The Rev. Dr. Teresa L. Fry Brown is the associate dean of academic affairs and Bandy Professor of Preaching at Candler School of Theology at Emory University. Additionally, she is the 14th historiographer, the editor of the A.M.E. Review, and executive director of research and scholarship and president of the General Officers’ Council of the African Methodist Episcopal Church. Fry Brown served as director of Black church studies at Candler from 2007 to 2015. She earned her doctor of philosophy in religious and theological studies from the Iliff School of Theology and the University of Denver, with an emphasis in religion and social transformation (1996). She earned her master of divinity from Iliff School of Theology (1988), master of science degree (1975), and bachelor of science degree (1973) in speech pathology and audiology from the University of Central Missouri.
Fry Brown has extensive teaching and preaching experience in national, international, academic, and ecumenical settings. A prolific author, her books include Delivering the Sermon: Voice, Body and Animation in Proclamation (2008); Can A Sister Get a Little Help: Advice and Encouragement for Black Women in Ministry (2008); God Don’t Like Ugly: African American Women Handing on Spiritual Values (2000); Weary Throats and New Song: Black Women Proclaiming God’s Word (2003) and the 2006 African American History Devotional (2006). Additionally, she has published 50 other reviews, chapters, and commentaries.
Fry Brown is a member of the American Academy of Religion (Steering Committee of Womanist Approaches to Religion and Society Group), Society for the Study of Black Religion, and the Academy of Homiletics (first vice president 2021, then president 2022). She was honored for her academic achievements at the Eighteenth Annual Black Religious Scholar Group Consultation at the American Academy of Religion (2015), and was honored with the Emory-Williams Distinguished Teaching Award (2017), Samuel Dewitt Proctor Beautiful Are the Feet Award (2019), and Turner Theological Seminary Lifetime Achievement Award (2021). She is an ordained itinerant elder in the African Methodist Episcopal Church and an associate minister at New Bethel A.M.E. Church, Lithonia, Ga.
Fry Brown’s life is governed by the words of the Prophet Isaiah “Those whose hope is in the Lord gain new strength” and Zora Neale Hurston, “There are years that ask questions and years that answer.”
April 22 at Pittsburgh Theological Seminary
April 23 at First Presbyterian Church, Youngstown, Ohio
A detailed schedule is coming soon! Check back later for details.
The Schaff Lecture is free and open to the public. There may be costs associated with additional programming related to the lecture.
Registration will be open soon.
Please contact or call 412-924-1345.
The Schaff Lecturers are named for David S. Schaff, who taught church history for 23 years at Pittsburgh Theological Seminary and is best known as co-editor of the Schaff-Herzog Encyclopedia. The lectures, which are intended to be academic in nature, occur over a two- or three-day period. A unique feature of the series is that some of the presentations take place in nearby Youngstown, Ohio, in collaboration with the Mahoning Valley Association of Churches.
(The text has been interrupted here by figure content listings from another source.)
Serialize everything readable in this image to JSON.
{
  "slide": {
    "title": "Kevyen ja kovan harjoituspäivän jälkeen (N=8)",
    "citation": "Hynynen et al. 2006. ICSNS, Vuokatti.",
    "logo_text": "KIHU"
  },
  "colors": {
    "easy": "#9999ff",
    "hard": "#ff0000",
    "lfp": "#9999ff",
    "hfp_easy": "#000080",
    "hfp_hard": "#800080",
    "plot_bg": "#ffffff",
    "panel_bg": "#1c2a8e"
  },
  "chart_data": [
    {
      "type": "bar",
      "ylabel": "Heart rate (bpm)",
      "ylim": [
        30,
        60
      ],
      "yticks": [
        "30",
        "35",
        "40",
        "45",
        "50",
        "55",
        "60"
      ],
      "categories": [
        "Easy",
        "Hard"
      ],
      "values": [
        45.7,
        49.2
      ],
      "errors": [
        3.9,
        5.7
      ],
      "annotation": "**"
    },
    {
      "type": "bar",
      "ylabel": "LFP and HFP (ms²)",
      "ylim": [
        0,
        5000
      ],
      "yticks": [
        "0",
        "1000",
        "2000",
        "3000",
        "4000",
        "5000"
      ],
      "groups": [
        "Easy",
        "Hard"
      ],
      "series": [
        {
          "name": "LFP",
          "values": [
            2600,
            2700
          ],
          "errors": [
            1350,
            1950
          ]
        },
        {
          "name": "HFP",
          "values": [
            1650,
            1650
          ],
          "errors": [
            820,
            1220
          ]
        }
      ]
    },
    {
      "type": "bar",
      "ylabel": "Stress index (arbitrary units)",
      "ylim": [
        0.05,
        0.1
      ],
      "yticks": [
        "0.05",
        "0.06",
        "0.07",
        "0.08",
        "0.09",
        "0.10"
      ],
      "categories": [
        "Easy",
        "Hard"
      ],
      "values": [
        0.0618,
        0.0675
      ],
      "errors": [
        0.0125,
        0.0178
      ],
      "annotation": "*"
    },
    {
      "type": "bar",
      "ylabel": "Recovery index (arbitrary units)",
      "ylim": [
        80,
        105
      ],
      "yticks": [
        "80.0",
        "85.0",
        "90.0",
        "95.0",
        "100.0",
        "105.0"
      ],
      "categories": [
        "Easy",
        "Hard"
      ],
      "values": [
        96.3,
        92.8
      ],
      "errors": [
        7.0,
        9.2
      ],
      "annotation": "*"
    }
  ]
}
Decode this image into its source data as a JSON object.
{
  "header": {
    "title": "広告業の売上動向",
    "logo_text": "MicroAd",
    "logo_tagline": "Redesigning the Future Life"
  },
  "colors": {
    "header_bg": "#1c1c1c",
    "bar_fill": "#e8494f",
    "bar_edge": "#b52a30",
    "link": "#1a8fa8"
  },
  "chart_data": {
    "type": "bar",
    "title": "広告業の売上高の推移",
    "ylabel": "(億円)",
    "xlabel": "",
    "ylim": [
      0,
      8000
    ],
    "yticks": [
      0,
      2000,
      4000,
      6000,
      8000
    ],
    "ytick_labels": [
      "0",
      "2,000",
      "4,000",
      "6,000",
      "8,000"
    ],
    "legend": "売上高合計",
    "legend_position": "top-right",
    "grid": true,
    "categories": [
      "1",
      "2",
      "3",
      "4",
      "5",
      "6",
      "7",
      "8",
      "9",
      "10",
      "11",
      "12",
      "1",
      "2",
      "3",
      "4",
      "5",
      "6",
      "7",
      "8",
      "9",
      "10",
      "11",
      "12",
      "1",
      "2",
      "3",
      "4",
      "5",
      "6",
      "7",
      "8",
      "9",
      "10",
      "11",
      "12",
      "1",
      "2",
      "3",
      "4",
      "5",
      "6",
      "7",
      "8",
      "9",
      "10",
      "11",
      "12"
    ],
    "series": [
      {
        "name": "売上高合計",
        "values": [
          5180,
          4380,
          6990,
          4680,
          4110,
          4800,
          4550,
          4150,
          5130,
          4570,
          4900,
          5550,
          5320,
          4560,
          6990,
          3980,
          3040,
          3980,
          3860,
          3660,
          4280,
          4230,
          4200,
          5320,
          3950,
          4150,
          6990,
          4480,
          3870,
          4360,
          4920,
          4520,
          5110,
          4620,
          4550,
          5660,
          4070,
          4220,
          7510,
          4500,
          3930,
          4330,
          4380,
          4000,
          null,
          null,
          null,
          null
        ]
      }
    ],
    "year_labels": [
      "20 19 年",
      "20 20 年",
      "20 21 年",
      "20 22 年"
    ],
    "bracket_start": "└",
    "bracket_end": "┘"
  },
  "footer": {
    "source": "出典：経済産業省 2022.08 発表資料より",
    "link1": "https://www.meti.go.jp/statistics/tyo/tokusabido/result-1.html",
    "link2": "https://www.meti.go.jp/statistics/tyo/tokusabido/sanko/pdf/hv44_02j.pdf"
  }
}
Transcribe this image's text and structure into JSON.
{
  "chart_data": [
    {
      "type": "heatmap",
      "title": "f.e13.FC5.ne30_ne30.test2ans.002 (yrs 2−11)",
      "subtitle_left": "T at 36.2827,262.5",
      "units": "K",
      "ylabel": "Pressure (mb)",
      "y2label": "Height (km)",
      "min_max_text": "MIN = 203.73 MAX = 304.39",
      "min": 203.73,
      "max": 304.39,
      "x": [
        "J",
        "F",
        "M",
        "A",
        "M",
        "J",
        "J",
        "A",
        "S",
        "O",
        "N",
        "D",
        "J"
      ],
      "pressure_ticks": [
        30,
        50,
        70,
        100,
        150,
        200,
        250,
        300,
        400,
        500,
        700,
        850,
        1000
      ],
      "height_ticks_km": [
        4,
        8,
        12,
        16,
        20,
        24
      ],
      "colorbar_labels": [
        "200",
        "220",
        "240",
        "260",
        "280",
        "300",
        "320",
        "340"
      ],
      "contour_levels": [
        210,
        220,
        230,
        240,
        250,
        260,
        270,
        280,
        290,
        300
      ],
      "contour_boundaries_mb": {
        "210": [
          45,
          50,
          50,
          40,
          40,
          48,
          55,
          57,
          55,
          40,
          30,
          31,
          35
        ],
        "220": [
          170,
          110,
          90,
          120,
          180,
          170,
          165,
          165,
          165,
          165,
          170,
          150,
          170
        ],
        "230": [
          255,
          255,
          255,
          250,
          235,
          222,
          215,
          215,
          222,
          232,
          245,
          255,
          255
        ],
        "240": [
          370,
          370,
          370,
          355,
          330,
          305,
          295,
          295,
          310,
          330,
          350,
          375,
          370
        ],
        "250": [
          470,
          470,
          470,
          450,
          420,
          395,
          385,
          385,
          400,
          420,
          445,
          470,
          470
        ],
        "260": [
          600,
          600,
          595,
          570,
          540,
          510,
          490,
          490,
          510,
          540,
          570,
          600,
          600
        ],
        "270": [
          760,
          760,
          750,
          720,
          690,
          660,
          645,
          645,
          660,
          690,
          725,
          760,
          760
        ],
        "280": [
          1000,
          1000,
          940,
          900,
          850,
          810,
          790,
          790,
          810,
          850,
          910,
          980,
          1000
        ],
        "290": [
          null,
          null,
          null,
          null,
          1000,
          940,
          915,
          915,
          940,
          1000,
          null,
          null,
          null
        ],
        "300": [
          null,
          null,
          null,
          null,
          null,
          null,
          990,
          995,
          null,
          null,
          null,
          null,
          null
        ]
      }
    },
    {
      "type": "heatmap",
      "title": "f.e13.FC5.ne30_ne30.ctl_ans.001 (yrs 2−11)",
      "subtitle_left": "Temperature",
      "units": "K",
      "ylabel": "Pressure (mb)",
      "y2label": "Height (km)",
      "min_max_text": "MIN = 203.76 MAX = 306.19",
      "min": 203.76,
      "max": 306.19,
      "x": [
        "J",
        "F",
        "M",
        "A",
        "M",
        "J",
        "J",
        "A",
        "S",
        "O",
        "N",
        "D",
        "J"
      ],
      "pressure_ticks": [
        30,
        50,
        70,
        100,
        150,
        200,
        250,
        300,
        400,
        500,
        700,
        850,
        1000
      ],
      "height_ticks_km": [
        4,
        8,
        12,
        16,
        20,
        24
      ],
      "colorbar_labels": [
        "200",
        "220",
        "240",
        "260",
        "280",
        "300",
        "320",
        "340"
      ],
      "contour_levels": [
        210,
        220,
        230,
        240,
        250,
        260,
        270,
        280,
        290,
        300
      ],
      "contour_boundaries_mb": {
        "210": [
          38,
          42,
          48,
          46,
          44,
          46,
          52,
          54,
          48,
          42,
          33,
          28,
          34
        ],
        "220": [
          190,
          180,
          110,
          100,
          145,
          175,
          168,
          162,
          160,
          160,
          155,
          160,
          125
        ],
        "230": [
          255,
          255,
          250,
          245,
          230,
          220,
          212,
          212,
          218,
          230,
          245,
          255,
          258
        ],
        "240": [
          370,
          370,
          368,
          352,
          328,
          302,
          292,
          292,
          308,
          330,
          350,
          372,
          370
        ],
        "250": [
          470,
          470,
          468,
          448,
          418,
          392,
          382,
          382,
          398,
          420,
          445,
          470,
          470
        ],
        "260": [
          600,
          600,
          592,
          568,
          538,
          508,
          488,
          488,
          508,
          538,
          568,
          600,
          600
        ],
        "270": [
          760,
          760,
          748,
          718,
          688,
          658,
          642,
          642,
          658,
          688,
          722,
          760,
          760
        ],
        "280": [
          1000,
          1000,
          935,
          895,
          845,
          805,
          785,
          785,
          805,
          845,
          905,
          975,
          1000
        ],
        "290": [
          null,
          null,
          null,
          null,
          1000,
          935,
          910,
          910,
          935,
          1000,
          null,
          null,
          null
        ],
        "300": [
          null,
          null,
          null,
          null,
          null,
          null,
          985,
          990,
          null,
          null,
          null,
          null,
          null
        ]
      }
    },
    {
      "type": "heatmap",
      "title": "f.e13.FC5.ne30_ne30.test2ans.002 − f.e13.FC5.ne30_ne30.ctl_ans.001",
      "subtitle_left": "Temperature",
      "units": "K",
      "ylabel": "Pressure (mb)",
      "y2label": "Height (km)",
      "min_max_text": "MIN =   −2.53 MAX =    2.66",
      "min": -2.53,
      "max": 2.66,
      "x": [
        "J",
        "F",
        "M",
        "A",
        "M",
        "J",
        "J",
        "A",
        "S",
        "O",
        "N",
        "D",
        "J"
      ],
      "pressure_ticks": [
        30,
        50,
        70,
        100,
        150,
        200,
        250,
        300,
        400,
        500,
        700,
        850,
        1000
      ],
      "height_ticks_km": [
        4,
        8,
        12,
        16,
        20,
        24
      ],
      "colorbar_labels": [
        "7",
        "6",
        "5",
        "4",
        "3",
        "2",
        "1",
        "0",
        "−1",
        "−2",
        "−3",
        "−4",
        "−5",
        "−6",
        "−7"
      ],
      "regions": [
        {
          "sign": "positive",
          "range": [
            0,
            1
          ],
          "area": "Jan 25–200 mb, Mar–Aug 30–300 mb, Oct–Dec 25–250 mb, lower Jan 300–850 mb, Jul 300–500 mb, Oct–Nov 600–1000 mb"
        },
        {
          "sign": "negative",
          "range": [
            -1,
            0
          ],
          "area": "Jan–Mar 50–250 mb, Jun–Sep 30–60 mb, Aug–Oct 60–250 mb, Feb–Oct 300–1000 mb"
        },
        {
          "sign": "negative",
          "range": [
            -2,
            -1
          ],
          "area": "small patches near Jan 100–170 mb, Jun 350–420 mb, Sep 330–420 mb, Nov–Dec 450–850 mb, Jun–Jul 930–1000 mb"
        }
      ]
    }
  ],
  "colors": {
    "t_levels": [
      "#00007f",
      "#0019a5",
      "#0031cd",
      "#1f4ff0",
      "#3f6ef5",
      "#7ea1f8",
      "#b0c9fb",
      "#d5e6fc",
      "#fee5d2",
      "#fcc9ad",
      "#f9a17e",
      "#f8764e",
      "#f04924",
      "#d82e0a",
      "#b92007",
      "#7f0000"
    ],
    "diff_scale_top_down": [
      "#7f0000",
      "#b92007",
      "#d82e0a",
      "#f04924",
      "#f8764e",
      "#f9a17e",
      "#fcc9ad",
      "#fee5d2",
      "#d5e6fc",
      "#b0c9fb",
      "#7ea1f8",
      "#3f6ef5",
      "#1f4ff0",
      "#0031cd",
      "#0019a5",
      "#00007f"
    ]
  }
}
The late Jane Booth Schaff (Mrs. Philip H. Schaff), 1894-1981, came from a family with historic ties to theological education. For 23 years, her father-in-law, Professor David S. Schaff, taught church history at Western Theological Seminary. Western is one of the antecedents of Pittsburgh Theological Seminary. Before beginning his teaching duties in 1903, he held two pastorates.
In her will, Mrs. Schaff provided for the completion of the endowment of the previously established David S. Schaff Lectureship at Pittsburgh Theological Seminary, with an important stipulation and addition that the Schaff Lecturer(s) would deliver one address in Youngstown. This was a unique concept, bringing a world renowned lecturer to the Mahoning Valley for religious and cultural enrichment. For this reason, representatives of the finest scholarship of the theological world visit Youngstown annually to participate in this program. This educational experience is open to people of all denominations and faiths and celebrates the power of words shared to create, support, and thus nurture and strengthen community. The faculty of Pittsburgh Theological Seminary select the Schaff lecturer, rotating among nine academic disciplines in theological education.